Journal eglamkowski's Journal: slashdot cookbook 2
More indian, more chicken. Today it's a facsimile of tandoori chicken! Not cooked in the right kind of oven, but few people just so happen to have a tandoori oven in their homes.
4 chicken quarters
3/4 cup plain low-fat yogurt
1 teaspoon garam marsala
1 teaspoon ginger pulp
1 teaspoon garlic pulp
1.5 teaspoons chilli powder
1/4 teaspoon turmeric
1 teaspoon ground coriander
1 tablespoon lemon juice
1 teaspoon salt
A few drops of red food coloring
2 tablespoons corn oil
1) Skin, rinse and pat dry the chicken.

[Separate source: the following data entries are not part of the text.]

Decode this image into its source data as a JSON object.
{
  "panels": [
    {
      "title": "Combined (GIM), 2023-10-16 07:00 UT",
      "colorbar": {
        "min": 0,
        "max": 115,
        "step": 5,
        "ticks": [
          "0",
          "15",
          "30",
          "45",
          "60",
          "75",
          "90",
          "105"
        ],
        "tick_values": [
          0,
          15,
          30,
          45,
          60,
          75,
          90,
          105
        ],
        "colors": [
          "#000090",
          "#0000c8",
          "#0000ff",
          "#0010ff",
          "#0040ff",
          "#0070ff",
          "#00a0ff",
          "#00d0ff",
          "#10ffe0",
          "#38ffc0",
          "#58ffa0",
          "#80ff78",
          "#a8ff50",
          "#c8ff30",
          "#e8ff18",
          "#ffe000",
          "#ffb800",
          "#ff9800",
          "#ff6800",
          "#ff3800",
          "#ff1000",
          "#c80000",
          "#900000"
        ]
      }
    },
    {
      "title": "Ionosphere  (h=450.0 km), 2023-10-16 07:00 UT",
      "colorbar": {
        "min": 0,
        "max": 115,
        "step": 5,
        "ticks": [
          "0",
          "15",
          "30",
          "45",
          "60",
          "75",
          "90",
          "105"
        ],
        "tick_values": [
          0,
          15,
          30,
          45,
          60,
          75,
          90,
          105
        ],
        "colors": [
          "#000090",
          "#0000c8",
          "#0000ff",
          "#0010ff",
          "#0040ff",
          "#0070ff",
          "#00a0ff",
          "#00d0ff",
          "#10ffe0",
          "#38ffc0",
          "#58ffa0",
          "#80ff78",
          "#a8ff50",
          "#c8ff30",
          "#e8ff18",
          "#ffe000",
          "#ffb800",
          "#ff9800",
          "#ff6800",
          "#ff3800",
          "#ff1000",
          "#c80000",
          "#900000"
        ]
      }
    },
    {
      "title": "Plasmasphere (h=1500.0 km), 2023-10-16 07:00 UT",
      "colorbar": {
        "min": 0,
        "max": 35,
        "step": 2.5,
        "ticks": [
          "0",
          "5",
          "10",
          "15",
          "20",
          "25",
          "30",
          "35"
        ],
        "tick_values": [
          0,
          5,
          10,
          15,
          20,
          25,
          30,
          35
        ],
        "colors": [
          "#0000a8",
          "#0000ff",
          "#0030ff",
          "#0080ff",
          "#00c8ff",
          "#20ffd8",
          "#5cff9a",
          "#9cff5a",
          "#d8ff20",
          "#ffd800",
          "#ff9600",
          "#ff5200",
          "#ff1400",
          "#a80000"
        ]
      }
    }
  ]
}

Make 2 slits into the flesh of each piece, place in a dish and set aside.
2) Mix together all the other ingredients until well blended.
3) Cover the chicken with the mixture and marinate for 3 hours.
4) Preheat the oven to 475F (240C for you Europeans...). Transfer the chicken to a ovenproof dish.
5) Bake in the preheated oven for 20 to 25 minutes or until the chicken is cooked through and browned on top.
Garnish with tomato and lime.
Or not.
I skipped on adding the red dye. Won't look quite as authentic without it, but eh, whatever.
1 teaspoon of white vinegar can be substituted for 1 tablespoon of lemon or lime juice, which is what I usually end up doing.